Curvature-Regulated Lipid Membrane Softening of Nano-Vesicles.

The physico-mechanical properties of nanoscale lipid vesicles (e.g., natural nano-vesicles and artificial nano-liposomes) dictate their interaction with biological systems. Understanding the interplay between vesicle size and stiffness is critical to both the understanding of the biological functions of natural nano-vesicles and the optimization of nano-vesicle-based diagnostics and therapeutics. It has been predicted that, when vesicle size is comparable to its membrane thickness, the effective bending stiffness of the vesicle increases dramatically due to both the entropic effect as a result of reduced thermal undulation and the nonlinear curvature elasticity effect.
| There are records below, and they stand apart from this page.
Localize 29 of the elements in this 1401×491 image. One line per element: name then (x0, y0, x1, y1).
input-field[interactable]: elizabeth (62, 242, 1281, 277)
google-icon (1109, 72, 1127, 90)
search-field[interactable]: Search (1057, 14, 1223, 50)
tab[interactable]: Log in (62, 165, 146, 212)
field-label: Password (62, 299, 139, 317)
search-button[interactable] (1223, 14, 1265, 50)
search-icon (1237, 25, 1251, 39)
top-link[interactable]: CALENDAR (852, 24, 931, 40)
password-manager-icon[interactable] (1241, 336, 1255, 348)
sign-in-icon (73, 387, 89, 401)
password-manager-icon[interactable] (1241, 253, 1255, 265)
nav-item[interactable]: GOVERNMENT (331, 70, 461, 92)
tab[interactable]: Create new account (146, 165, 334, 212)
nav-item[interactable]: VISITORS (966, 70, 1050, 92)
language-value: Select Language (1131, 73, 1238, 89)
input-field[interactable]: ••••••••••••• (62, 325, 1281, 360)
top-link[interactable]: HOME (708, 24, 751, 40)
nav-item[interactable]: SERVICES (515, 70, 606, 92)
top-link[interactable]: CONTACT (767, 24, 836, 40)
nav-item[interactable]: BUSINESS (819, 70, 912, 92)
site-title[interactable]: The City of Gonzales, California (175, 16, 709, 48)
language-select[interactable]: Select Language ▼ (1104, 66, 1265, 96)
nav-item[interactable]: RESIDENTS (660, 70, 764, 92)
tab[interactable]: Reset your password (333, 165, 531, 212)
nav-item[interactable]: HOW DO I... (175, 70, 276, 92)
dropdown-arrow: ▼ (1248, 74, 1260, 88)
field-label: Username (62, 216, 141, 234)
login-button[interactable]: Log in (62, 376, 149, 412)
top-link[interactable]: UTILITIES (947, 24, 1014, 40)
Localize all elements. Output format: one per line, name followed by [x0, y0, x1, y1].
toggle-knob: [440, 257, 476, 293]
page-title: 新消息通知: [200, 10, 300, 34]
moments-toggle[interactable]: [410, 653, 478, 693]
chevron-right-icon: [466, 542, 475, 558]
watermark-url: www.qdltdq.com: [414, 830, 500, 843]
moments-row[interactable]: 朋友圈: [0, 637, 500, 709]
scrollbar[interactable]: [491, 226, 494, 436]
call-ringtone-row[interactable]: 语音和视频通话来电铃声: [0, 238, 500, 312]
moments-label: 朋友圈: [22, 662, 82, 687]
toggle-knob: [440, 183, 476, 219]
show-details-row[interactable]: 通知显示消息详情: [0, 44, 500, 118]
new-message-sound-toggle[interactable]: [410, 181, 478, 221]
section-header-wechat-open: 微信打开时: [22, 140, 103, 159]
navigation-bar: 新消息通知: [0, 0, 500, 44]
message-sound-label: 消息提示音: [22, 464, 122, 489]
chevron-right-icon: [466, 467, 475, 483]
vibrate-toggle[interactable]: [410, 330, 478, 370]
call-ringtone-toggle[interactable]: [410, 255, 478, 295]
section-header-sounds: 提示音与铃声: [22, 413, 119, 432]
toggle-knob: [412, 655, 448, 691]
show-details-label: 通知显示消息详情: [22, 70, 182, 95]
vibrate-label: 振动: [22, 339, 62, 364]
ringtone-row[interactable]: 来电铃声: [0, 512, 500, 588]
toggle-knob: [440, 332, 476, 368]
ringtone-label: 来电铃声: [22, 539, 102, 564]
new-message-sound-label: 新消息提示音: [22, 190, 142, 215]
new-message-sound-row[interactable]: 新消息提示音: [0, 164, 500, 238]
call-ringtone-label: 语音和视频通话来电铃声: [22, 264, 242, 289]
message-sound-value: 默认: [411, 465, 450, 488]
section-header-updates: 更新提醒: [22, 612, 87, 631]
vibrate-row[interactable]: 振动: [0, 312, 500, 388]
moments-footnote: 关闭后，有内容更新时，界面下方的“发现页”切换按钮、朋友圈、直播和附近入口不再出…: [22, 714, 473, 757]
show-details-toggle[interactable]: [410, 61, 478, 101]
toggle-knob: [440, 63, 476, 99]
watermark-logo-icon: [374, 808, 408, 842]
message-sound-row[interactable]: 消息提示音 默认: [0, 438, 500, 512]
Through systematic molecular dynamics simulations, we show that the vesicle membrane thins and softens with the decrease in vesicle size, which effectively counteracts the stiffening effects as already mentioned. Our simulations indicate that the softening of nano-vesicles results from a change in the bilayer's interior structure - a decrease in lipid packing order - as the membrane curvature increases. Our work thus leads to a more complete physical framework to understand the physico-mechanical properties of nanoscale lipid vesicles, paving the way to further advances in the biophysics of nano-vesicles and their biomedical applications.